2) Proverbs– Proverbial advice can be best described as “your mileage will vary.” What does Dr. Reynolds mean by this? He discusses the example of vehicle mileage. The dealer will advertise any given vehicle as getting x number of miles to the gallon, but the boastful low numbers is always followed by a small print message that reads, “Your mileage may vary.” Car mileage depends on various factors, such as traffic, speed, etc. Dr. Reynolds says that proverbial knowledge is akin to this concept. You can tell a person that if he shows up to work every day and does his job well he’ll be successful at work. Of course, this may or may not be true depending on various factors (e.g., a stingy or corrupt boss, being laid off due to cut backs, etc.). You get the idea.

Dr. Reynolds says that “Proverbs are what you usually should do, except when you shouldn’t. And knowing when you shouldn’t is part of that virtue called ‘practical wisdom.'”

I promised you I’d tell you how this relates to birth and babies. The fact of the matter is that most of my blog posts fall in the realm of proverbial knowledge. Any illustration given is not a hard and fast rule, but rather a “variable mileage” example.

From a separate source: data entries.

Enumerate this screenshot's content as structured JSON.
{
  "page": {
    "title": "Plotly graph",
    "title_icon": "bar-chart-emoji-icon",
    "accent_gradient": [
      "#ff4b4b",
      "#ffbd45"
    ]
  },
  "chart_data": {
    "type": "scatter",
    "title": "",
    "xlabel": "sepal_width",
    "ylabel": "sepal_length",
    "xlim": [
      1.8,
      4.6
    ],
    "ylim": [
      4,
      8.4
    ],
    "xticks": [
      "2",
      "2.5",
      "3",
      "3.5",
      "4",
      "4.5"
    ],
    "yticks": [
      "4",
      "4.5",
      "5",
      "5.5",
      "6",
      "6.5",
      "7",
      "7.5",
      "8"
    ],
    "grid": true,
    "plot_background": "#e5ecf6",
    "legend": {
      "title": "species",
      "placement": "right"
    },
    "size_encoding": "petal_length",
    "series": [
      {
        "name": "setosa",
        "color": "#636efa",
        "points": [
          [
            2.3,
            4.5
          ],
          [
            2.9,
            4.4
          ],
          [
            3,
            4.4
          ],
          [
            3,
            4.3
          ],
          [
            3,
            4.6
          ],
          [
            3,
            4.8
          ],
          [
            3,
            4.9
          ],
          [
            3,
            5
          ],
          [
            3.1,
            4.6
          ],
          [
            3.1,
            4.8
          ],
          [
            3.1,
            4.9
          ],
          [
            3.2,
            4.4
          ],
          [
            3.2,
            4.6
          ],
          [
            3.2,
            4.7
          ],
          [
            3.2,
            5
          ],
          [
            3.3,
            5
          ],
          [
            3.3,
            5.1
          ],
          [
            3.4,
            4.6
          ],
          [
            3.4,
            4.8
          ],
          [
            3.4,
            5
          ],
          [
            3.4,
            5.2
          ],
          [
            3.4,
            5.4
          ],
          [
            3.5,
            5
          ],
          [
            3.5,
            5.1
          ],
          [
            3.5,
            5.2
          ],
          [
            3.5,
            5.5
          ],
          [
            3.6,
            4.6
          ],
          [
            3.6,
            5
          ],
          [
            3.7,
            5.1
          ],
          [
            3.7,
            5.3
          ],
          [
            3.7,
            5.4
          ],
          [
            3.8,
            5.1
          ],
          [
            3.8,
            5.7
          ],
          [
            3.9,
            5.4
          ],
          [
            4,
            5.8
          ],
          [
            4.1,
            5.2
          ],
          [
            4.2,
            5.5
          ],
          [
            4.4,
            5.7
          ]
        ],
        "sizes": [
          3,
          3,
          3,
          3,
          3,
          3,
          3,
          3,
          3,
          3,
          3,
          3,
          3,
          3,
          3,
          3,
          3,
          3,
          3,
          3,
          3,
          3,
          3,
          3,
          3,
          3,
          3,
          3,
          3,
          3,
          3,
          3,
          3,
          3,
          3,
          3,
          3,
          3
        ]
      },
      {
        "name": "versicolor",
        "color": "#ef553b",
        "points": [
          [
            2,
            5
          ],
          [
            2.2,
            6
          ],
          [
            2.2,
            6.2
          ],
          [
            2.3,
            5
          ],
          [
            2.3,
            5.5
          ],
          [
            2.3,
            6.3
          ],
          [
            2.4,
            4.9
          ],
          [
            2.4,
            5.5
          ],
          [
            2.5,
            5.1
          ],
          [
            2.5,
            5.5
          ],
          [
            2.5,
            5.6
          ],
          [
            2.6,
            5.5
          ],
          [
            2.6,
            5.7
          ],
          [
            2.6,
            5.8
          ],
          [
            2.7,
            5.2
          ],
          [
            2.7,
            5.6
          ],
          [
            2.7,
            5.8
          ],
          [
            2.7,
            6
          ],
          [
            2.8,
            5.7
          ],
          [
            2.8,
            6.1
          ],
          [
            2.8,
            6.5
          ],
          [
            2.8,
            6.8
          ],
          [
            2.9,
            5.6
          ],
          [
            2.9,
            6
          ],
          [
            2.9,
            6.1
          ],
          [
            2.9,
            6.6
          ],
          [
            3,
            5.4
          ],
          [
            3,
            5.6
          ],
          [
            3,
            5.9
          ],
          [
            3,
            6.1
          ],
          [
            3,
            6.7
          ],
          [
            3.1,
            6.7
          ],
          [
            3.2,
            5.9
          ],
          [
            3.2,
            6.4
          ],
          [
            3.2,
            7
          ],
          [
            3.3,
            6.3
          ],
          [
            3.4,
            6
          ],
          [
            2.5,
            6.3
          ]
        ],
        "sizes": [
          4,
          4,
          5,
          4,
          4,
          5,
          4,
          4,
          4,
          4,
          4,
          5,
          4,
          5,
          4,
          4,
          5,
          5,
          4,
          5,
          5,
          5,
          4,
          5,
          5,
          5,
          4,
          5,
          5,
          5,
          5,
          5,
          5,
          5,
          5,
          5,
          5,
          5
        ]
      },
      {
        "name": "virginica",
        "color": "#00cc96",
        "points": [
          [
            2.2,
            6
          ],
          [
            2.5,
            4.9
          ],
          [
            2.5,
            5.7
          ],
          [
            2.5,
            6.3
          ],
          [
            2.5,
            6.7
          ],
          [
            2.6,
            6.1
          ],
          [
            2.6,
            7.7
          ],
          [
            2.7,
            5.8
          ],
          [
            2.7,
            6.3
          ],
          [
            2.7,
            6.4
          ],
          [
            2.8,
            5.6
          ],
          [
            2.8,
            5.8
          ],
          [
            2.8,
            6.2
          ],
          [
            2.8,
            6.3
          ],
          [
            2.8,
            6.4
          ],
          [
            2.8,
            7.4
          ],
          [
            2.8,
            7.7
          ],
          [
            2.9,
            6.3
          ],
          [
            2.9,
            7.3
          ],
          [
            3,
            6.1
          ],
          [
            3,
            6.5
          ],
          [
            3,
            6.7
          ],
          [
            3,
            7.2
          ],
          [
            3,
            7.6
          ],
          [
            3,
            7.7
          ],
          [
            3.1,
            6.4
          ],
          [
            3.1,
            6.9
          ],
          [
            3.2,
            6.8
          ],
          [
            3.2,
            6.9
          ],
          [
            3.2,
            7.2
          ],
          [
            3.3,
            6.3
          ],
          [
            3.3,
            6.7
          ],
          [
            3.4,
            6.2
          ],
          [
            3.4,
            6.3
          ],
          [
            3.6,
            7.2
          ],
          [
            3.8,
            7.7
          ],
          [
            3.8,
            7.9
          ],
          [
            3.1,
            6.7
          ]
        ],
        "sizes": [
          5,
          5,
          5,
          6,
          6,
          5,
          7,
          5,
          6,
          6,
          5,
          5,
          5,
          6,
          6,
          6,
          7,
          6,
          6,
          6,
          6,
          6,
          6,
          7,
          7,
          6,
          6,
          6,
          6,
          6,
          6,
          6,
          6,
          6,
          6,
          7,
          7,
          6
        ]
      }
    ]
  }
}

“If you prepare well for birth, stay healthy throughout your pregnancy, do your kegels and hypnobaby exercises,and labor without any intervention, you’ll end up with a healthy, vaginally birthed baby.” “If you get an epidural, you’ll end up with a c-section and won’t be able to breastfeed.” Are these statements Absolutely Right? Of course this is silly to think that these things will always happen! (And for the record, I think the above statements are gross exaggerations.) We should all know by now that advice given by anyone- your doula, your blogger pals, your caregiver- are all only general rules or proverbial knowledge. No one can guarantee what will happen in labor and birth, and plans definitely can change.

What we can say, however, is this: We know that certain courses of action increase the likelihood of certain results. For instance, the administration of Pitocin (course of action) usually strengthens contractions, making them harder and closer together (likely result). This in and of itself doesn’t say necessarily whether or not you’ll progress well, or whether or not your baby will suffer or thrive under that particular course of action.

We can also still prepare for what we believe we should do for our babies and bodies. (Different folks will have different definitions of what one should do in the realm of birth, but that’s another blog post.) Preparing for the birth we want is a good thing, even if it doesn’t always work out. “When we know better, we do better” is another proverb that works well in this instance. Preparation helps mothers to have a clear picture of the birth they want, and when a woman knows what she wants, she will usually aim for it. This is admirable, regardless of outcomes. Still, striving for the ideal usually makes for a smoother birth, even if it’s not exactly according to plan. Knowing that we have done the very best we can- both in birth preparation and in caring for our children- is often helpful, even in the face of unexpected difficulties.

Perhaps we should endeavor to cultivate that virtue of practical wisdom that Dr. Reynolds talks about- planning on doing what we should do, but also knowing when we shouldn’t- in birth, child rearing, and life.